Als Samstag kam, war der Patient jedoch nicht gestorben. Stattdessen verbesserte sich sein Zustand jeden Tag – es war einfach unglaublich. Ich erinnere mich noch daran, wie die Familie täglich in mein Büro kam und sagte, wir hätten doch gesagt, dass er sterben würde. Medizinisch konnte ich es nicht erklären, aber es war trotzdem eine wunderbare Nachricht. Nach zwei Wochen wurde der Patient entlassen und blieb in Kontakt mit der Palliativmedizin.
Ein Wunder der Medizin
Einen Monat später sah mich die Familie des Patienten auf der Straße und begrüßte mich sehr fröhlich. Sie fragten mich lachend erneut, wie das möglich gewesen sei!

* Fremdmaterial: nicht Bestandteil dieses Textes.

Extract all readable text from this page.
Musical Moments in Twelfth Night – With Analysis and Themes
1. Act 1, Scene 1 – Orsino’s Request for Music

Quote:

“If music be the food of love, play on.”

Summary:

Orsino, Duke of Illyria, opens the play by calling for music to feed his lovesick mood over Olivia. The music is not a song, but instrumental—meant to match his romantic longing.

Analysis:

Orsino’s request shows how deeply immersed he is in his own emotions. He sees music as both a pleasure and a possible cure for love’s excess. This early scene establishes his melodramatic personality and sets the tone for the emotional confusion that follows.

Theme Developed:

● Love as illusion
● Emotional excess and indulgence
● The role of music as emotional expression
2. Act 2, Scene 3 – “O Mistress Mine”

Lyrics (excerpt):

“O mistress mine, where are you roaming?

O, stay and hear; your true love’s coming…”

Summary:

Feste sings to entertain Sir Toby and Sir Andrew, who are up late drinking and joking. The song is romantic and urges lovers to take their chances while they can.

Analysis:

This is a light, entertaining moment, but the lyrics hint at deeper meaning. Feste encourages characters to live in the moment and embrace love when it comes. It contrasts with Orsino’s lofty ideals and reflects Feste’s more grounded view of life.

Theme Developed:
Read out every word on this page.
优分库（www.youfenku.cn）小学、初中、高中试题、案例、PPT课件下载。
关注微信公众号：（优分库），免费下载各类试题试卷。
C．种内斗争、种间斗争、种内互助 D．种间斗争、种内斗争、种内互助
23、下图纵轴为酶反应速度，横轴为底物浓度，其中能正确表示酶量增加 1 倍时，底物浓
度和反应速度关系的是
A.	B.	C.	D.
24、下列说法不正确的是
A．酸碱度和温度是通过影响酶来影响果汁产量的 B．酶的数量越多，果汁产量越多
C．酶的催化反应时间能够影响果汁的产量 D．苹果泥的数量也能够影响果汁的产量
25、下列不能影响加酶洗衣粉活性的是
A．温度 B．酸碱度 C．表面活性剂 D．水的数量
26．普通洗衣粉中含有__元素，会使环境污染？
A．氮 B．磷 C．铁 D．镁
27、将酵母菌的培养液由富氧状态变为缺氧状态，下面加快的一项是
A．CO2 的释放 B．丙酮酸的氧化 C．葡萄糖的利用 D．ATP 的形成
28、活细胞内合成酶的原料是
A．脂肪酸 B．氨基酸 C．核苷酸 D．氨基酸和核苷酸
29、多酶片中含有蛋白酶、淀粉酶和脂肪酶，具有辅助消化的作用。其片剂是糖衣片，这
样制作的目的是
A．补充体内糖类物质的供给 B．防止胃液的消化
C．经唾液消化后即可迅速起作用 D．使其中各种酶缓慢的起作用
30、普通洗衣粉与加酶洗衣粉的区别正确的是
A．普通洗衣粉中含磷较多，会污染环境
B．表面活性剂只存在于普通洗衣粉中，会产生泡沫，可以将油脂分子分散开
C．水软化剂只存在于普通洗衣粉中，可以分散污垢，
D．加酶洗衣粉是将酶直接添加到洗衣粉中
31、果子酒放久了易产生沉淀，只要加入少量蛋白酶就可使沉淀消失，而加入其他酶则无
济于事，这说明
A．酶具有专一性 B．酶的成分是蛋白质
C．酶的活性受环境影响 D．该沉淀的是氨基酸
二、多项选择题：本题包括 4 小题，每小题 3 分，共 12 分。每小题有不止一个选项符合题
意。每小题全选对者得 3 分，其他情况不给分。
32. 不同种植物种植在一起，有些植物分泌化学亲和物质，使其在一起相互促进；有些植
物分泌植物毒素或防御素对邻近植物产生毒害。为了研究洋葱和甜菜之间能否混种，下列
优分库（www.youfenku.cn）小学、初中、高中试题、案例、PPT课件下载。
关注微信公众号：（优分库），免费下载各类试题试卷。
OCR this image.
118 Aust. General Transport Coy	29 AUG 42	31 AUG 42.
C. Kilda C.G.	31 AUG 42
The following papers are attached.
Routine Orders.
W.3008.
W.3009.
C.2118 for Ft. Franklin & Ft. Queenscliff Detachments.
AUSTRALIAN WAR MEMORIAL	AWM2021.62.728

Das geschah im August 2024 – nicht im Dezember, aber wie die Amerikaner sagen würden, war es ein „Weihnachtswunder“. Der Patient erhielt sein Weihnachtswunder im August. Nach dieser Erfahrung mit einem solchen Fall stellte ich mir zwei Fragen, auf die ich bis heute keine klaren Antworten habe:
Gibt es eine andere Seite der Medizin, die wir nicht kennen?
Ist die Wissenschaft wirklich immer exakt?